During the event, local, regional, national, and European stakeholders had the opportunity to exchange and work on the themes that meet their interests, such as:
recognition of the social economy in the European Union
EU green deal and digital transition
common legal framework and specific needs of social economy enterprises
ways to encourage social entrepreneurship
ways to increase project access to funding
Euro Coop participated in the event giving its contribution to the workshop "How to strengthen the engagement and cooperation of farm to fork and deck-to-dish actors for a co-creation of alternative and agroecological food systems in the EU" (available here). The first roundtable had been dedicated to members working in the food system. Isa Alvarez, Urgenci’s president, highlighted the issue of the right and access to affordable healthy food for all rather than relegating the poor to eating junk food. For Community Supported Agriculture groups, Social and Solidarity Economy offer different ways of prioritising the human right to food and ensuring decent incomes for producers. In the same panel, Monika Onyszkiewicz called attention to Polish producer-consumer co-operative shops and their importance for the Social and Solidarity Economy. Petros from OpenFoodNetwork in Greece presented the concept of OFN and Open Source Software that supports the creation of contacts and relationships between local producers and consumers.
In her intervention, Euro Coop Food Policy manager, Giulia Tarsitano, stressed the crucial role of consumer co-operatives towards just-food transition. Being member-owned enterprises, co-operatives introduce in the food system balanced and democratic dynamics thanks to their alternative business model which is based on participative governance and encourages consumer sustainable food choices.
Moreover, Giulia Tarsitano put the emphasis on future challenges for co-operatives in building more participative and local food systems, where consumers can be an active part of the change, ensuring a true level playing field between co-operatives and mainstream businesses in Europe and increasing the visibility of co-operatives in EU policy-design.
The second panel had been attended by a group of three different activist-researchers and clearly showed how grassroots social movements, together with proper research, can work with institutions to build bottom-up and highly relevant policy for the Green Deal.
Giovanni Esposito, from the FASS EU project, spoke about the enabling and blocking factors that they have identified in establishing sustainable food systems in Europe, while Sophie Michel from the Strasbourg University and Lena Bloemertz from the University of Basel spoke about the comparative aspects and relevance of Food Policy Councils, Plan Alimentaires Territoriales and Ernährungsrat as structures that bring actors together at territorial level to build sustainable food systems. Patricia Andriot, the Local Authorities’ network for Solidarity Economy Vice-president, spoke about how she made her local food policy council a open space for local initiatives dedicated to civil society and she stressed the importance of Local government in ensuring that public tenders are open to groups of local agro ecological and organic small-scale food producers. The final intervention came from Geneviève Savigny, who has been a member of the European Economic and Social Committee and who is herself a farmer. She highlighted the resilience and importance of building the bridge between food sovereignty and Social and Solidarity Economy.

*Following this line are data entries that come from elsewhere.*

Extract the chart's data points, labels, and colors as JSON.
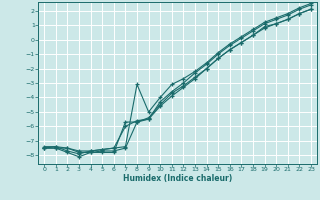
{
  "xlabel": "Humidex (Indice chaleur)",
  "bg_color": "#cce8e8",
  "line_color": "#1a6b6b",
  "grid_color": "#ffffff",
  "xlim": [
    -0.5,
    23.5
  ],
  "ylim": [
    -8.6,
    2.6
  ],
  "xticks": [
    0,
    1,
    2,
    3,
    4,
    5,
    6,
    7,
    8,
    9,
    10,
    11,
    12,
    13,
    14,
    15,
    16,
    17,
    18,
    19,
    20,
    21,
    22,
    23
  ],
  "yticks": [
    -8,
    -7,
    -6,
    -5,
    -4,
    -3,
    -2,
    -1,
    0,
    1,
    2
  ],
  "series": [
    {
      "x": [
        0,
        1,
        2,
        3,
        4,
        5,
        6,
        7,
        8,
        9,
        10,
        11,
        12,
        13,
        14,
        15,
        16,
        17,
        18,
        19,
        20,
        21,
        22,
        23
      ],
      "y": [
        -7.5,
        -7.5,
        -7.8,
        -8.1,
        -7.8,
        -7.7,
        -7.7,
        -7.5,
        -5.7,
        -5.4,
        -4.5,
        -3.7,
        -3.2,
        -2.6,
        -2.0,
        -1.3,
        -0.7,
        -0.2,
        0.3,
        0.9,
        1.1,
        1.4,
        1.8,
        2.1
      ]
    },
    {
      "x": [
        0,
        1,
        2,
        3,
        4,
        5,
        6,
        7,
        8,
        9,
        10,
        11,
        12,
        13,
        14,
        15,
        16,
        17,
        18,
        19,
        20,
        21,
        22,
        23
      ],
      "y": [
        -7.5,
        -7.5,
        -7.5,
        -7.8,
        -7.8,
        -7.8,
        -7.8,
        -5.7,
        -5.7,
        -5.5,
        -4.6,
        -3.9,
        -3.3,
        -2.7,
        -2.0,
        -1.3,
        -0.7,
        -0.2,
        0.3,
        0.8,
        1.1,
        1.4,
        1.8,
        2.1
      ]
    },
    {
      "x": [
        0,
        1,
        2,
        3,
        4,
        5,
        6,
        7,
        8,
        9,
        10,
        11,
        12,
        13,
        14,
        15,
        16,
        17,
        18,
        19,
        20,
        21,
        22,
        23
      ],
      "y": [
        -7.5,
        -7.4,
        -7.7,
        -7.9,
        -7.7,
        -7.6,
        -7.5,
        -7.4,
        -3.1,
        -5.0,
        -4.0,
        -3.1,
        -2.7,
        -2.2,
        -1.6,
        -0.9,
        -0.3,
        0.2,
        0.7,
        1.2,
        1.5,
        1.8,
        2.2,
        2.5
      ]
    },
    {
      "x": [
        0,
        1,
        2,
        3,
        4,
        5,
        6,
        7,
        8,
        9,
        10,
        11,
        12,
        13,
        14,
        15,
        16,
        17,
        18,
        19,
        20,
        21,
        22,
        23
      ],
      "y": [
        -7.4,
        -7.4,
        -7.5,
        -7.7,
        -7.7,
        -7.6,
        -7.5,
        -6.0,
        -5.6,
        -5.5,
        -4.3,
        -3.6,
        -3.0,
        -2.3,
        -1.7,
        -1.0,
        -0.4,
        0.1,
        0.6,
        1.1,
        1.4,
        1.7,
        2.1,
        2.4
      ]
    }
  ]
}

The closing plenary session was an opportunity to draw conclusions about all activities carried out during the entire event and it brought to light different points on how Social and Solidarity economy could lead the way in building the future society.
On this occasion, participants discussed the crucial role of cooperation at the local level and the importance of innovative tools and approaches in the educational system. In addition, Social and Solidarity economy’s means can ensure people's mental & physical health, as well as fair housing and inclusiveness. Moreover, social economy represents the keystone to strengthen economic and social development and increase democratic participation promoting alternative cooperative models for the development of people empowerment. In addition, participants agreed on the central role of social economy towards the green transition and highlighted how it can empower local communities and institutions in guiding the just transition with a bottom-up approach: the creation of a taxonomy framework can give access to financial support for organisations with positive externalities on the society and the environment, as well as legislative initiatives can promote social and solidarity business actors while penalising those with negative sustainability impact.